Katie Ryan-Anderson’s son struggled to breathe at birth. The JRMC team saved his life.

Bad sign: Lying spread-eagle on the hospital bed not two minutes post-partum, I was bleeding and alone. My husband, the doctor and the medical staff had rushed from delivery to attend to my un-breathing baby. 1:30 a.m.: Baby’s blue The doctor invoked the vacuum as I couldn’t push the baby out fast enough. I didn’t want it, but I didn’t protest either. Vacuums bruise baby’s heads and risk more than that. But in my drugged state, I trusted her judgment.

With the vacuum on, the doctor pulled our son at 1:41 a.m. Open your eyes, Katie, Dr. Tonia Hoggarth said as I watched the baby’s head, shoulders and back leave the womb and enter real life. She laid him on my chest, blue and gasping for air. I didn’t know that wasn’t normal.

Nurses gave him my oxygen mask and when that didn’t work, wrapped him in a towel and left the room.

That’s not how it’s supposed to happen. In a healthy birth, the baby doesn’t hit the road and fly in an airplane.

My name is Katherine Ryan-Anderson.

The nurses and my husband took our son to the nursery where my in-laws were waiting. Watching through the windows, nurses drew the curtains and asked my husband to leave.

Bleeding and half-dressed with legs un-working, I lay alone in the hospital room.

My husband returned with the doctor and a face that pleaded: don’t panic. “He’ll be OK,” they collectively said between words like “collapsed lung” and “pneumothorax.”

Dr. Hoggarth called the aid of what sounded like every physician in Jamestown, at 2 a.m., and recommended we send the baby to the neonatal intensive care unit. He’s stable, she said but may need a tube in his chest. If he does, no one here is qualified to do it.

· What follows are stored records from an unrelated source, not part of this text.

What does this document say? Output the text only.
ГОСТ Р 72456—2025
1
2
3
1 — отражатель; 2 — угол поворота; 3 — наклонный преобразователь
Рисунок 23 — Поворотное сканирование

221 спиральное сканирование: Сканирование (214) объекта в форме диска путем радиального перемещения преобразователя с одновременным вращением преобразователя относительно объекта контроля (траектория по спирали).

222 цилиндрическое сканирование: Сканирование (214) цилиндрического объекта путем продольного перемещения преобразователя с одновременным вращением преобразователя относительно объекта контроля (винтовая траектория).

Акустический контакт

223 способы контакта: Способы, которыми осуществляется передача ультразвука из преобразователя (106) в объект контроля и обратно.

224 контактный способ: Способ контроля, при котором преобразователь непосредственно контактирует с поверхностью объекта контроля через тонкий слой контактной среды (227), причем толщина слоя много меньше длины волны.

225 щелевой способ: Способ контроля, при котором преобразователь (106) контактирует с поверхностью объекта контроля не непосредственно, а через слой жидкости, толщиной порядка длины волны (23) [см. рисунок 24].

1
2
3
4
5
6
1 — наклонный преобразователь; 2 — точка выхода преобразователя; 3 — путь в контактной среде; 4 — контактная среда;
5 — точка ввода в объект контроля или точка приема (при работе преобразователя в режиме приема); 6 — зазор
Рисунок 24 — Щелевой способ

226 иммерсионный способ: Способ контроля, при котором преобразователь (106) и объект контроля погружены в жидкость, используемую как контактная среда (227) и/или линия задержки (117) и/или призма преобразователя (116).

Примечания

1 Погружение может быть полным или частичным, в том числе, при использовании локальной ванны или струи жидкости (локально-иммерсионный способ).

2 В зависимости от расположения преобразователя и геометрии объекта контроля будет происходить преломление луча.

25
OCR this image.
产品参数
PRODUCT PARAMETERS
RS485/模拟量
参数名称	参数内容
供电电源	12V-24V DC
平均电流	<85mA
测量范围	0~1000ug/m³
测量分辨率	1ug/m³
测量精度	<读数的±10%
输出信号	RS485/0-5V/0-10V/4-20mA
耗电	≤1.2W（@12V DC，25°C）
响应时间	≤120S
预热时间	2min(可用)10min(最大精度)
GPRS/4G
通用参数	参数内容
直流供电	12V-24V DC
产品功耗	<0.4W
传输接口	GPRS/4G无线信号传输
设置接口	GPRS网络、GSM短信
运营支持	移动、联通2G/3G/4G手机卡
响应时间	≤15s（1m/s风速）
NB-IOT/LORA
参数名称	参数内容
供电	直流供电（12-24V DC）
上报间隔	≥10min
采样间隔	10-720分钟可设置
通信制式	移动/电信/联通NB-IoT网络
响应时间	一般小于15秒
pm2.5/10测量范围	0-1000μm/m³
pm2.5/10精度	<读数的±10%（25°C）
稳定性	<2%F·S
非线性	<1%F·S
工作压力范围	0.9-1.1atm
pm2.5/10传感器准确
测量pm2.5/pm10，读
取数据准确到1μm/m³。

In fact, I don’t even know if Jamestown has one that tiny, she said.

5 a.m.: Baby’s first airplane ride

Since the baby was stable, a team from Bismarck flew in a few hours later. The doctor told us to sleep, which of course, barely happened. A woman with a stork carrying a teddy bear embroidered on her vest entered my hospital room. She didn’t turn on the lights, but she asked me to sign a lot of papers. I’m from the NICU in Bismarck, she said. Before the Bismarck team left, the medics stopped by my room so baby and I could say goodbye.

Don’t cry little guy, I said to myself. Mommy will see you soon.

4 p.m.: We’re out of here

For five days, my husband and I along with family and friends, stayed in Bismarck, while our son received treatment at the hospital’s NICU. We counted the mornings and evenings and rejoiced as baby met various milestones like no more spaceman-like oxygen hood, latching on to breastfeed and the biggest relief of all, taking him home without doctors expecting any more complications.

***

I can’t say I ever want an experience like that again, but despite its downfalls, breathtaking births have their benefits. The greatest of which is the gift of recognizing the small things… the first time he opened his eyes and how he almost never did; getting to hold him **finally** after two days of not; and most importantly, not taking for granted this new life in our lives.

The other benefit is appreciating the people who make quality healthcare possible. It’s not lost on us that our dramatic birth story created an additional burden for others. Our nurse, Taryn Treumer, stayed past her 12-hour shift, completing paperwork. Physicians from across the city – representing multiple competing organizations — drove to work at in the middle of the night. And someone in medical records had to figure out how to seamlessly transfer our paperwork to what was then MedCenter One in Bismarck. Surely, there are more people who made THE difference, people we will never know and will never thank properly. I hope some of them are reading this today.

That’s why I considered a position at Jamestown Regional Medical Center. JRMC (then Jamestown Hospital) wasn’t just one person who went out of his or her way to help us. It was a whole collection of people – from the employees who cooked our meals and changed our linens to the ones who helped our blue-faced newborn breathe again.

Given the circumstances, we are very fortunate. Today, Cole is six years old and runs so fast and so often, you’d never know he was born with lung complications.

Adversity builds strength and forges bonds the way no other life experience can. Too easily, the struggles of parenthood get in the way of its joys. I can’t say I’ve mastered the art of enjoying everything about motherhood, but for me and my family, we are grateful.